It must be said, though, with nostalgia grenades exploding left, right and centre, they almost camouflage quite how messy the narrative was. “It’s all happening so fast,” the Doctor says at one point, prompting at least half the audience to nod in furious agreement. Chibnall’s ADHD storytelling can be exhausting (at least Moffat, no stranger to a mazy story, mostly kept his location-hopping to the pre-title sequence) and this one zig-zags around the globe like it’s an episode of Planet Earth on fast-forward, taking in Siberia, Romania, Russia, Naples, Bolivia and blink-and-miss-em trips to Ecuador, Indonesia and Iceland. Even the Marvel flicks that Chibnall seems to be in thrall to have moments of calm, but The Power of the Doctor moves at such an unrelenting lick that there’s barely time to catch your breath.
Chibnall’s everything-but-the-kitchen-sink approach to his final episode means that some elements inevitably come off worse than others. The Daleks’ inclusion seems especially redundant, crowding up an already heavily sardined story, while the AI-assisted return of Jo Martin’s ‘Fugitive Doctor’ seemed one cameo too many, especially considering it wasn’t even her. In fact, the story was so stuffed, the episode had to unload a regular – John Bishop’s Dan Lewis – in the first 12 minutes, while former companion Ryan’s absence (it’s been a trend that each Doctor’s former companions return for their regeneration episode, even it is for a spit and a cough) is explained away in just two lines (“Where’s Ryan?” the Doctor asks. “Patagonia,” says Graham).

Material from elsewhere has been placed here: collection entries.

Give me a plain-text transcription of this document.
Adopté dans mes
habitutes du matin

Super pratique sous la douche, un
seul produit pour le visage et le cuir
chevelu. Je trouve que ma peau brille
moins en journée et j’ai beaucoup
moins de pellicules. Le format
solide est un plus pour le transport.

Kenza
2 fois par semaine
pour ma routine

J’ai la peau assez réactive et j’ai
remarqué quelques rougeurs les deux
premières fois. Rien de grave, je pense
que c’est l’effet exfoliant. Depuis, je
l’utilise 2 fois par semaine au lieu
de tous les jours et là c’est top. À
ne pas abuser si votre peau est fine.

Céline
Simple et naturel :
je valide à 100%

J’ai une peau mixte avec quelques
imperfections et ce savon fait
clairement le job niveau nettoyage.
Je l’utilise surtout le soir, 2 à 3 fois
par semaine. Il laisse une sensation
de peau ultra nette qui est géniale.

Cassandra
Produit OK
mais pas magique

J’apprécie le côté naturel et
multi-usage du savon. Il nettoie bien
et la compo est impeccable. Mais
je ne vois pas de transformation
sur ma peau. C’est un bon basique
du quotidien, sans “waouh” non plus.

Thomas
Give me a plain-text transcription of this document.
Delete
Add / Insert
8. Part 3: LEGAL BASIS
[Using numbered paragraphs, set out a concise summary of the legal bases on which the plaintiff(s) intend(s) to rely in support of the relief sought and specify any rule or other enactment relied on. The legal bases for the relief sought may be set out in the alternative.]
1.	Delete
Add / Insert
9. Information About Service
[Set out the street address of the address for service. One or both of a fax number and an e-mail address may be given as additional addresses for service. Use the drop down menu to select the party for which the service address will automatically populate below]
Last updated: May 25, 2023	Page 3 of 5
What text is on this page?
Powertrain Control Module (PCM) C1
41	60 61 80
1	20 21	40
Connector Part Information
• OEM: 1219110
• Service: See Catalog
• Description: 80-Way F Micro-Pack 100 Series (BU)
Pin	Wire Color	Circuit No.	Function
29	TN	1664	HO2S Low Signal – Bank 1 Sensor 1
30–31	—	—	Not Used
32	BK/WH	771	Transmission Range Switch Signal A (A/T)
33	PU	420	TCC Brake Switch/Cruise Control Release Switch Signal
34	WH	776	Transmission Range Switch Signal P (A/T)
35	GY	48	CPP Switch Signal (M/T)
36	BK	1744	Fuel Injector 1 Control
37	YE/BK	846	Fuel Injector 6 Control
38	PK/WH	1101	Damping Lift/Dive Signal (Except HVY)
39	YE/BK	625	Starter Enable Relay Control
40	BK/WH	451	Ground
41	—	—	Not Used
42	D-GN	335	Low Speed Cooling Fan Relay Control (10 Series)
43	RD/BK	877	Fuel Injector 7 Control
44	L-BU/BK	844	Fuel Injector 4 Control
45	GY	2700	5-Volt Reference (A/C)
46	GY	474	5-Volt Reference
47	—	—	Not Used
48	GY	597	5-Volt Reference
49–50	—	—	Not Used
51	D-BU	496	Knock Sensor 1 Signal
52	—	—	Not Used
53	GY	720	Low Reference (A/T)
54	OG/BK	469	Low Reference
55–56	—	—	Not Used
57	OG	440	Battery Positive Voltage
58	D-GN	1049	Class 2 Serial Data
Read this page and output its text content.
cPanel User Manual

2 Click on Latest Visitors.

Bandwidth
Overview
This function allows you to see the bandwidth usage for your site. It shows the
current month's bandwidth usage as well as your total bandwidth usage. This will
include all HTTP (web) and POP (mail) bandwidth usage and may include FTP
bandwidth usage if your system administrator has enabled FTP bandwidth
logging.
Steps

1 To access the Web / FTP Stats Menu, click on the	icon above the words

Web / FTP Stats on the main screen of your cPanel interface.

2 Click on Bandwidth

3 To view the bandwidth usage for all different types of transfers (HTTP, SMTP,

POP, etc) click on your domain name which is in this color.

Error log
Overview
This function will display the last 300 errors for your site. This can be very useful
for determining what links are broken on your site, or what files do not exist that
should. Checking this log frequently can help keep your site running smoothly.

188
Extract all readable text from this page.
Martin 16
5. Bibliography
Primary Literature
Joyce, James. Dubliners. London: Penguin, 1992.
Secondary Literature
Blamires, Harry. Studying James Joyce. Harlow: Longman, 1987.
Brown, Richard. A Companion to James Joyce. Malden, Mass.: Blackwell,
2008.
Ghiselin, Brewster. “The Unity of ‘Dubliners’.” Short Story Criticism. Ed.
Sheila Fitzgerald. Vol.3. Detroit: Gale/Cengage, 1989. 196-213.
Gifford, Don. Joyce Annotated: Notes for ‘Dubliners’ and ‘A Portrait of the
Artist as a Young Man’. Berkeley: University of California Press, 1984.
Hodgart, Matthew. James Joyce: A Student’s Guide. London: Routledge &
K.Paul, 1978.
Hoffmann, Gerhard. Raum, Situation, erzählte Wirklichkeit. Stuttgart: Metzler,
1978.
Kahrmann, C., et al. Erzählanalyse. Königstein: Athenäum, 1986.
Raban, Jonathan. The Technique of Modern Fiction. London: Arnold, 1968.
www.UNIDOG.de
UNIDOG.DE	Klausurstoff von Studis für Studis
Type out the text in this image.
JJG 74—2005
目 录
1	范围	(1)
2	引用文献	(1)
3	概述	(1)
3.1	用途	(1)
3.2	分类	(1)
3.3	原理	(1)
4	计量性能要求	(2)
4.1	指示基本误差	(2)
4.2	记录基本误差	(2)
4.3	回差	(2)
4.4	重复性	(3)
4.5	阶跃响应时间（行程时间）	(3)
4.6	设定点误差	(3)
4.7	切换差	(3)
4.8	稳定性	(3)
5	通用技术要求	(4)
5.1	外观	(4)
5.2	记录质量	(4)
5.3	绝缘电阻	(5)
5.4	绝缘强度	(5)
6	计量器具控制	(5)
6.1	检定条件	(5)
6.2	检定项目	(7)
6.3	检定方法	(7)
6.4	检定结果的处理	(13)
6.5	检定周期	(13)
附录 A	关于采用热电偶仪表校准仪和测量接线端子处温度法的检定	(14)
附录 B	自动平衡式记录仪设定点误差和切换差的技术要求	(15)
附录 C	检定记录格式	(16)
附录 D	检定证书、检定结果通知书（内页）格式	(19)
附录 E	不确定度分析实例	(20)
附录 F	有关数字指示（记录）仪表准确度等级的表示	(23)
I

There’s much to cherish here, though, from the powerful nostalgia punch of seeing Peter Davison’s Doctor reunited with Tegan and Sylvester McCoy’s Doctor making peace with Ace to the weird but welcome Boney M interlude (a musical moment straight out of the Russell T Davies playbook), but it’s the last 10 or so minutes, when the narrative finally decelerates, that the episode is at its most magical. There are few more Doctor Who-ish images than that of the Doctor and Yaz sitting atop the TARDIS and looking down over Earth while slurping ice cream, while the surprise reappearance of a host of the Doctor’s former companions, including the now 97-years-young William Russell returning to the role of Ian Chesterton for the first time since 1965, was a poignant reminder of those whose lives the Doctor has touched.
And then there was the regeneration itself. The choice to take it outside the TARDIS for the first time in the revived series, gave a fresh look and feel, and it’s difficult to fault those final lines of Jodie’s. Most previous Doctors have spent their final moments talking about themselves (“I don’t want to go”; “I’ll always remember when the Doctor was me”; “Doctor, I let you go”) but for Thirteen it was unusually about who was coming after her. It was a characteristically upbeat and magnanimous gesture from a Doctor who was probably the least haunted and most ferociously buoyant of the modern Doctors.
And so that’s it for the era of the Thirteenth Doctor. Sayonara Jodie Whittaker, au revoir Chris Chibnall, the series is now in different hands. Russell T Davies, Ncuti Gatwa – tag, you’re it!